Mills is the mayor of Storybrooke and the single mother of her adopted son, Henry (Jared Gilmore), whose birth mother is Emma. At the end of Season 1, the curse had been broken and Mills had been exposed and rendered powerless. Now, in Season 2, she’s got her powers back, but her relationship with Henry has been damaged and she must contend with her own powerful and evil mother, Cora (Barbara Hershey).
“I love Regina,” Parrilla says, speaking by telephone from the show’s set in Vancouver. “I love that she’s still discovering so much about who she is, that she doesn’t quite have it all figured out yet and that it’s a constant spiritual journey. I love that she’s impulsive and temperamental and makes mistakes, and then has these moments of revelation where she discovers she needs to take a different approach, not only with herself, but maybe with others around her. She’s complicated and not just black-and-white.
“What we’re doing now is really interesting,” she continues, “because she’s now summoning magic in a different way than we’ve seen her use it in the past, which is that she’s dependent on this book. Then, in using this book and in using its magic, she’s becoming the one person she hates the most, which is her mom. So Regina has a choice, and she’s chosen to put all that aside and to really redeem herself and win her son’s love back, more or less magic-free.

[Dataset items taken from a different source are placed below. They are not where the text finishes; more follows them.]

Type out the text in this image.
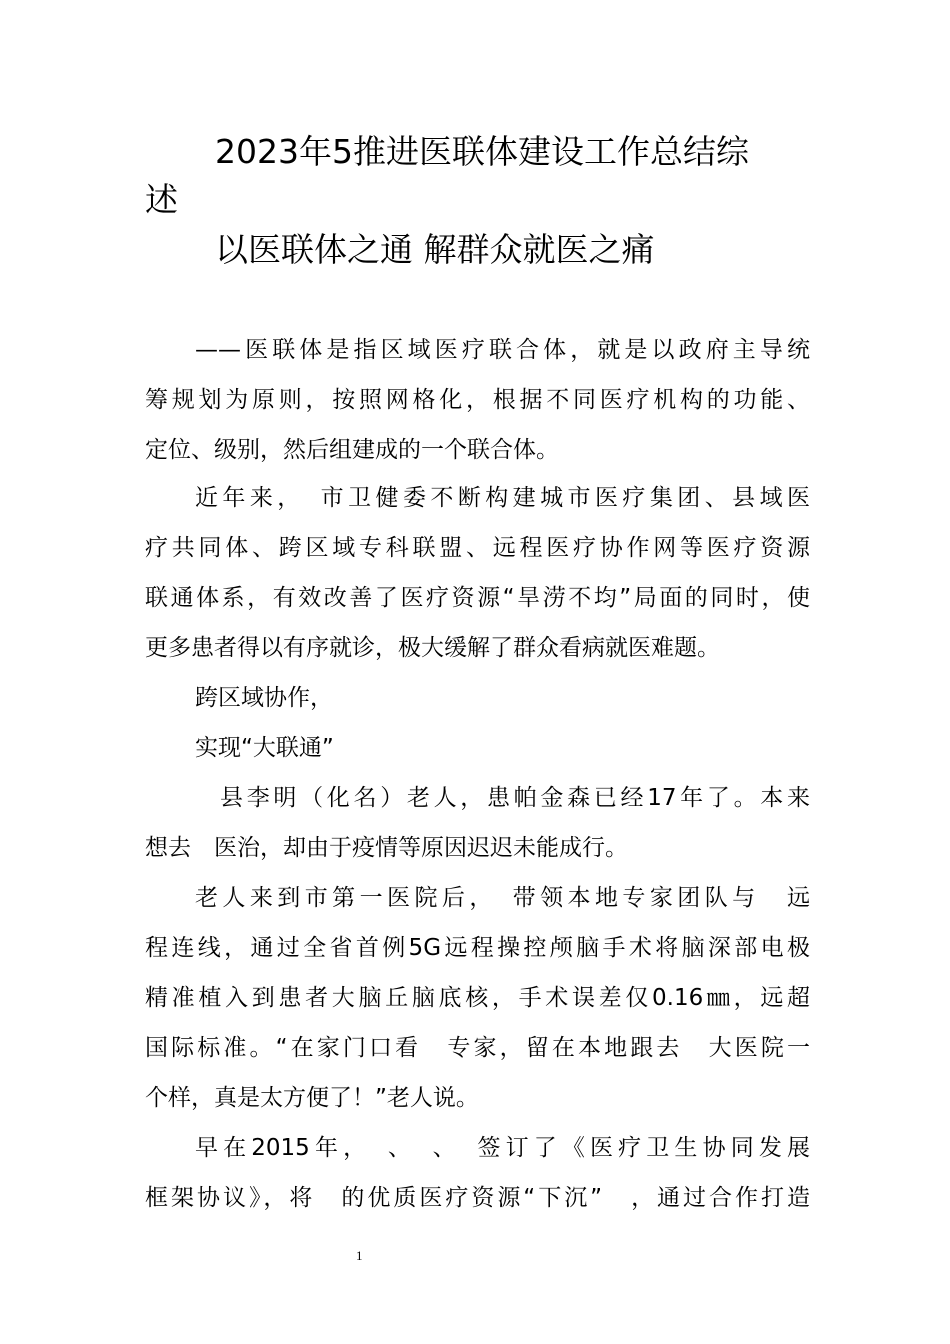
2023年5推进医联体建设工作总结综
述
以医联体之通 解群众就医之痛
——医联体是指区域医疗联合体，就是以政府主导统
筹规划为原则，按照网格化，根据不同医疗机构的功能、
定位、级别，然后组建成的一个联合体。
近年来，　市卫健委不断构建城市医疗集团、县域医
疗共同体、跨区域专科联盟、远程医疗协作网等医疗资源
联通体系，有效改善了医疗资源“旱涝不均”局面的同时，使
更多患者得以有序就诊，极大缓解了群众看病就医难题。
跨区域协作，
实现“大联通”
县李明（化名）老人，患帕金森已经17年了。本来
想去　医治，却由于疫情等原因迟迟未能成行。
老人来到市第一医院后，　带领本地专家团队与　远
程连线，通过全省首例5G远程操控颅脑手术将脑深部电极
精准植入到患者大脑丘脑底核，手术误差仅0.16㎜，远超
国际标准。“在家门口看　专家，留在本地跟去　大医院一
个样，真是太方便了！”老人说。
早在2015年，　、　、　签订了《医疗卫生协同发展
框架协议》，将　的优质医疗资源“下沉”　，通过合作打造
1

“It almost feels like she’s in magic AA” But, really, how long can this reformation possibly last? “Exactly,” the actress says, laughing.
“We all know that she’s not going to stay in this place. There’s just no way. She ended up here for a reason, and I don’t know what this new newfound revelation means for her. Does she need to become a better person or rise above all this? I have a feeling that it’s going to serve her to a degree and then something will turn. Something at some point will turn, and we’ll see flashes again of who Regina was before the redemption.
“I have to still play with that,” Parrilla says, “because I haven’t quite done it yet, but I have some ideas of how I want to play her once she becomes the Evil Queen again.”